The US security agency CISA this week informed organizations that some Westermo Lynx industrial switches are affected by several vulnerabilities, and the researchers who found the flaws said they can be exploited to tamper with a device.
According to CISA’s advisory, Lynx 206-F2G industrial Ethernet switches are affected by eight vulnerabilities, including two high-severity and six medium-severity issues.
Aarón Flecha Menéndez, Iván Alonso Álvarez and Víctor Bello Cuevas of Spain-based cybersecurity firm S21sec have been credited for finding the vulnerabilities.
The researchers told SecurityWeek that several of the security holes are stored cross-site scripting (XSS) bugs that can allow an attacker with non-administrator access to the switch’s web management interface or configuration software to plant malicious code in various places.
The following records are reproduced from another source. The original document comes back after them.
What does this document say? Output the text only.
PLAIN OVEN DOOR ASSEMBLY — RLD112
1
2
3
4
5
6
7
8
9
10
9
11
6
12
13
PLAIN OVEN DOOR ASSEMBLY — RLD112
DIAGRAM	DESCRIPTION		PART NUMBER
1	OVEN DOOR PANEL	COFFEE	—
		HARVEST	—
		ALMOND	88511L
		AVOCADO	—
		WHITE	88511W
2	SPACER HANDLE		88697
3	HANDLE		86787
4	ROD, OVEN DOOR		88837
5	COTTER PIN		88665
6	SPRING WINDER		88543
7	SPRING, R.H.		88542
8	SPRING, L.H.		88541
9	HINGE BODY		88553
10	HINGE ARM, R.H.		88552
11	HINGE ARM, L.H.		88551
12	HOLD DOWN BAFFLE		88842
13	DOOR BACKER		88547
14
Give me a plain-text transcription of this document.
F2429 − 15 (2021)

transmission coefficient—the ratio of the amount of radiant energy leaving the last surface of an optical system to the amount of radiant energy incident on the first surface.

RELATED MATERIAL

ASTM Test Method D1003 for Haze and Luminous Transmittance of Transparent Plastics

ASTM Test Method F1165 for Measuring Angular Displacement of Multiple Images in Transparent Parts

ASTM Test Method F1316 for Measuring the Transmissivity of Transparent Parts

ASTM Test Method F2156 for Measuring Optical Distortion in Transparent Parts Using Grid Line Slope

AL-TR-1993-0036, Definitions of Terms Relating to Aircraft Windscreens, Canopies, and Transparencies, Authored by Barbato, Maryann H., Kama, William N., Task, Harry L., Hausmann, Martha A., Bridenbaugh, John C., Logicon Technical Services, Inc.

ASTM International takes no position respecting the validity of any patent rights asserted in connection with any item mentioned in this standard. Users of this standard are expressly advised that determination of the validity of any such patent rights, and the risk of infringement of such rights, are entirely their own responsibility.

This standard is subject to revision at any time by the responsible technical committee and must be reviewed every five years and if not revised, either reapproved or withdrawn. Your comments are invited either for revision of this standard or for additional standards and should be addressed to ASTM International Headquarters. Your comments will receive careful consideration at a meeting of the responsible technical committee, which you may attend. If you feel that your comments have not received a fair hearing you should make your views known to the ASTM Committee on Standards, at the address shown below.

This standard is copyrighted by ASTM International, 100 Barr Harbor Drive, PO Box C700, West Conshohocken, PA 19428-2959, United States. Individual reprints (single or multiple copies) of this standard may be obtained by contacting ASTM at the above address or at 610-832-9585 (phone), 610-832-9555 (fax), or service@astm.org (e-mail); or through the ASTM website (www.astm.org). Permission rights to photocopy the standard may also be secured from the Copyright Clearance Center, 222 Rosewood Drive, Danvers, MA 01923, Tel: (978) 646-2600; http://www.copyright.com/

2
The malicious code would then get executed when a legitimate user accesses the page where the code has been planted.
They also found code injection and cross-origin resource sharing issues — both of which can affect the correct functioning of the device — and a cross-site request forgery (CSRF) vulnerability that can be leveraged to get a targeted user to carry out various actions on the attacker’s behalf.
“An attacker with remote access to the device could inject malicious code to modify the behavior of the device’s web functionalities, modify the communications managed by the switch or deny access to users,” the researchers told SecurityWeek.
The experts also pointed out that they have found more than a dozen internet-exposed devices that could be vulnerable to remote attacks.
However, they noted that while social engineering techniques may allow attackers to exploit some of the vulnerabilities without authentication, some flaws would not be easy to exploit.
For example, in the case of the CSRF vulnerability, the targeted user needs to be authenticated and there is an anti-CSRF header that can block attack attempts.
Westermo has yet to publish a security advisory for the vulnerabilities. However, the company told CISA that the CSRF flaw has been patched and the remaining issues will be addressed in the future.